Что такое европейский идентитет? Я не принадлежу к тем, кто убежден, будто наиважнейший компонент идентитета это язык, в наши дни таковым трудно считать и религию, намного важнее, кажется, должно быть то, что используя модный лексикон, можно назвать каноном культуры. Если так, то новый тип человека, европеец, должен формироваться на основе творчества Шекспира, Канта, Верди, Бальзака, Станиславского, Пруста, Сартра, и многих других великих европейцев; но на практике все равно выходит, что объединяются на основе битлзов, углового удара и красного вина.
Из-за остаточной слабости мы старались избегать частых поездок в центр города и предпочли бы гулять в окрестностях «Томас Манн Хауса», но там, увы, особых возможностей для подобных прогулок не было. Хотя В. и именовался «любимым местом отдыха берлинцев», отдых этот по необходимости ограничивался объездом озера на прогулочном катере и обедом либо в ресторане на вокзальной площади, либо чуть дальше, в воздвигнутой на холме пивной, прочие походы отпадали, поскольку вокруг на каждом шагу стояли заборы с угрожающими вывесками «частное владение». Кстати, участок «Томас Манн Хауса» тоже доходил до самого берега, от озера его отделял только низенький заборчик, благодаря чему писатели летом могли нырнуть в воду прямо с территории Дома, пройдя через калитку, однако, с другой стороны, раздел земли исключил возможность построить достаточно длинную набережную и лишил всех, в том числе и нас, удовольствия совершать прогулки вокруг озера.
К счастью, рядом с В. находился другой маленький сателлитный городок Н. Мы попали туда уже в первые дни, потому что во всем В. – вообразите себе! – не было ни одного магазина (понятно, для того, чтобы отдыхающие покупали пиво и кока-колу только в буфете и, следовательно, подороже), и нам пришлось поехать за продуктами в Н. Однако на самом деле нам повезло, потому что Н. оказался очень красивым, тихим городком, и мы влюбились в него с первого взгляда. Дома там в большинстве принадлежали той же эпохе, что «Томас Манн Хаус», и выглядели столь же роскошно. Обычно двух-, иногда и трехэтажные, несмотря на различия, они смотрелись как единый ансамбль. Башенки, террасы, веранды, обширные газоны – все свидетельствовало о состоятельности владельцев.
– Богатая страна, – заметил я в очередной раз.

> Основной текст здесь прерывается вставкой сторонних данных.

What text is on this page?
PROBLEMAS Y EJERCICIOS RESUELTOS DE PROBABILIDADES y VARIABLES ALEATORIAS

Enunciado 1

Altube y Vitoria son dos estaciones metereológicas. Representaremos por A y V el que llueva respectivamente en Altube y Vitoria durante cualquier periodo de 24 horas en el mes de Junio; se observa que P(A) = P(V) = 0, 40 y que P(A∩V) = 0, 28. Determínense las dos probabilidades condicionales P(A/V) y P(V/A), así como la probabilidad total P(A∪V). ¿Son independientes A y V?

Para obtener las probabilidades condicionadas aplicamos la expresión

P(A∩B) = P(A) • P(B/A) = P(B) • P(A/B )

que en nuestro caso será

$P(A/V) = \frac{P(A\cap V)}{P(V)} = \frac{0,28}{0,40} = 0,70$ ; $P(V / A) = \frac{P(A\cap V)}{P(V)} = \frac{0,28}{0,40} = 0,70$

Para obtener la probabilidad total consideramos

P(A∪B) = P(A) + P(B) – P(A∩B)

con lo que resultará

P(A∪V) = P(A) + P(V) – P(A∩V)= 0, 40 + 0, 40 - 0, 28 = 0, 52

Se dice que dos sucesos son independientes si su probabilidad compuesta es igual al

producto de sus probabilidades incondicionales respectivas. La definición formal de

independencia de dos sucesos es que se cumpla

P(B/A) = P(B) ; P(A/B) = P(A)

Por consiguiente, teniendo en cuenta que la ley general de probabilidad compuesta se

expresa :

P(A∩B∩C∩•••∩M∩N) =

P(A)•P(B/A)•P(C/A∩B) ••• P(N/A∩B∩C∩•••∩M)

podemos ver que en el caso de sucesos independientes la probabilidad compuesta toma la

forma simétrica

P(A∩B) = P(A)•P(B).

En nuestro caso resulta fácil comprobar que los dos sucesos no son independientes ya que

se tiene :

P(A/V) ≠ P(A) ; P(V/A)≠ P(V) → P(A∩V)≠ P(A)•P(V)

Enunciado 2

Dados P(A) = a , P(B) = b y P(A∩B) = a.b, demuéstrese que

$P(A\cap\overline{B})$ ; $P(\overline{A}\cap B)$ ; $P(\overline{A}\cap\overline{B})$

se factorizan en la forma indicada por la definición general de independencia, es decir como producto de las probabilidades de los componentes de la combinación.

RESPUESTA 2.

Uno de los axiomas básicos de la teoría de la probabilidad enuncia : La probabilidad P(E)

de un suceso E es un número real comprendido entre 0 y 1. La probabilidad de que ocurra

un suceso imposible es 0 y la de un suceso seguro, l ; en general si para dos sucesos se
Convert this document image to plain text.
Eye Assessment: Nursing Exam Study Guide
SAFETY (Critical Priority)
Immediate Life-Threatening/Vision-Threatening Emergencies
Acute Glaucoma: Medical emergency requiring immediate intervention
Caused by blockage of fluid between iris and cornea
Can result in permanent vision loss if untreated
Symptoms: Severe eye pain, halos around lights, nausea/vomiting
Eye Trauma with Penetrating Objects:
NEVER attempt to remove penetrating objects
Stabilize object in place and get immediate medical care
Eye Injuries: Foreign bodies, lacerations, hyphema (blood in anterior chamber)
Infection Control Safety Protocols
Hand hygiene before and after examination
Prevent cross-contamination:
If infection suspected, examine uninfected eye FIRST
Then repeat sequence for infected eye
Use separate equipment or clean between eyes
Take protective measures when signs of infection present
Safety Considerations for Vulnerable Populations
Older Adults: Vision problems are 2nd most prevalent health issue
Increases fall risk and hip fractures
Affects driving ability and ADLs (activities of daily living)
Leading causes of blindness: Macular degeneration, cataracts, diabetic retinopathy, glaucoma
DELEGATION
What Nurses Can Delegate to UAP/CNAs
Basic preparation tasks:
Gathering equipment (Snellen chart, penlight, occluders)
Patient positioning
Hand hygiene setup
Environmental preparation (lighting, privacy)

Но тут мой взгляд остановился на табличке с фамилиями жильцов у ворот одного из домов, и я удивился: оказалось, что в каждом из этих аристократических особняков, наверняка рассчитанных на одну семью, сейчас их жило по меньшей мере две, а то и три, четыре и даже больше.
– Демократия уничтожила элиту, – высказался я импульсивно.
– Почему ты так думаешь? – возразила Рипсик. – В демократическом обществе есть своя элита, даже несколько – политическая, бизнес-элита, ну и еще элита хорошо зарабатывающих производителей массовой культуры, тех самых субъектов, ради кусков гитар которых зрители готовы поубивать друг друга, и чьи бюстгальтеры секонд-хэнд на аукционе стоят больше, чем весь наш с тобой гардероб.
– И почему же эта новая элита отказалась от таких великолепных домов и обосновалась черт знает где, в каких-то современных конурах?
– Потому что у нее другой вкус, – пожала Рипсик плечами.
– Именно, – сказал я. – Раньше элиту характеризовало не только материальное благополучие, но и хороший вкус, а иногда и внутренняя культура. Деньги для просвещенного дворянина были средством создать вокруг себя эстетически полноценную среду.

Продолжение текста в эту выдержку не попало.